Here is the python request script -
import openai
import argparse
import time
import os
def perform_request(client, messages, model):
s_time = time.time()
response = client.chat.completions.create(
model=model,
messages=messages,
temperature=0, # Lower temperature for more focused responses
max_tokens=20000, # Reasonable length for a concise response
top_p=1, # Slightly higher for better fluency
n=1, # Single response is usually more stable
seed=20242, # Keep for reproducibility
)
e_time = time.time()
print("Time taken for request: ", e_time - s_time)
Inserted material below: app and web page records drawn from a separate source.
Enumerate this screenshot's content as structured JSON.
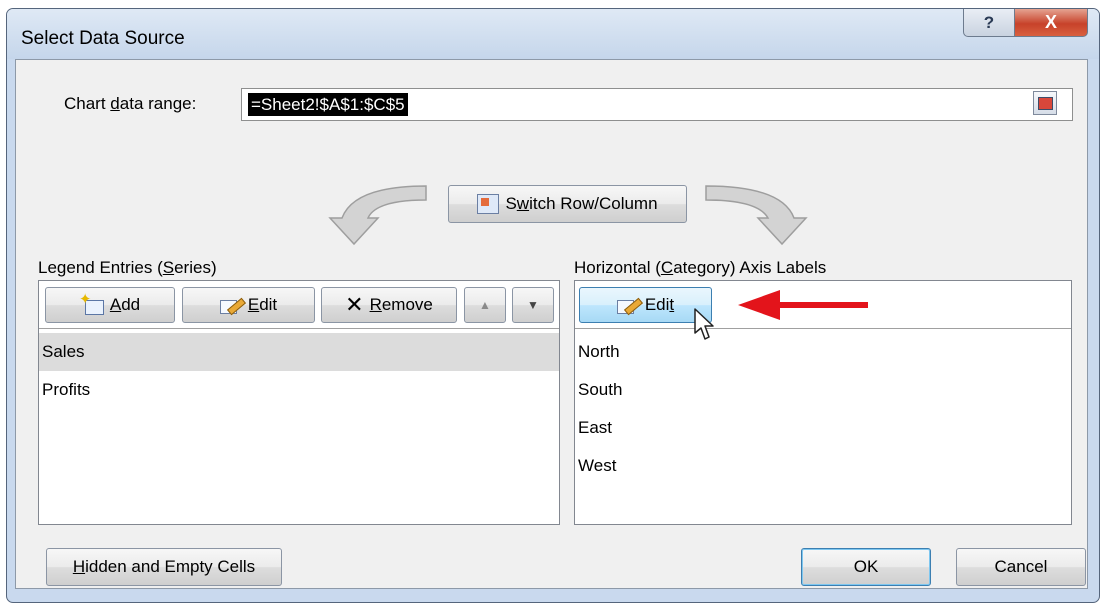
{
  "window": {
    "title": "Select Data Source",
    "help_glyph": "?",
    "close_glyph": "X"
  },
  "range": {
    "label_pre": "Chart ",
    "label_ul": "d",
    "label_post": "ata range:",
    "value": "=Sheet2!$A$1:$C$5"
  },
  "switch": {
    "label_pre": "S",
    "label_ul": "w",
    "label_post": "itch Row/Column"
  },
  "legend": {
    "title_pre": "Legend Entries (",
    "title_ul": "S",
    "title_post": "eries)",
    "add": {
      "ul": "A",
      "post": "dd"
    },
    "edit": {
      "ul": "E",
      "post": "dit"
    },
    "remove": {
      "ul": "R",
      "post": "emove"
    },
    "items": [
      "Sales",
      "Profits"
    ]
  },
  "axis": {
    "title_pre": "Horizontal (",
    "title_ul": "C",
    "title_post": "ategory) Axis Labels",
    "edit": {
      "pre": "Edi",
      "ul": "t"
    },
    "items": [
      "North",
      "South",
      "East",
      "West"
    ]
  },
  "footer": {
    "hidden_ul": "H",
    "hidden_post": "idden and Empty Cells",
    "ok": "OK",
    "cancel": "Cancel"
  },
  "colors": {
    "accent_arrow": "#e3141b",
    "hover_border": "#3c7fb1"
  }
}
return response.choices[0].message.content
def main(args):
print("Arguments: ", args)
client = openai.Client(base_url="http://127.0.0.1:30000/v1", api_key="None")
message = [
{"role": "system", "content": "You are a helpful assistant"},
{"role": "user", "content": "Hey"},
]
response = perform_request(client, message, args.model)
print(response)
if __name__ == "__main__":
argparser = argparse.ArgumentParser()
argparser.add_argument("--model", type=str)
args = argparser.parse_args()
main(args)
I hope this helps others in running large models across multiple nodes in SLURM machines.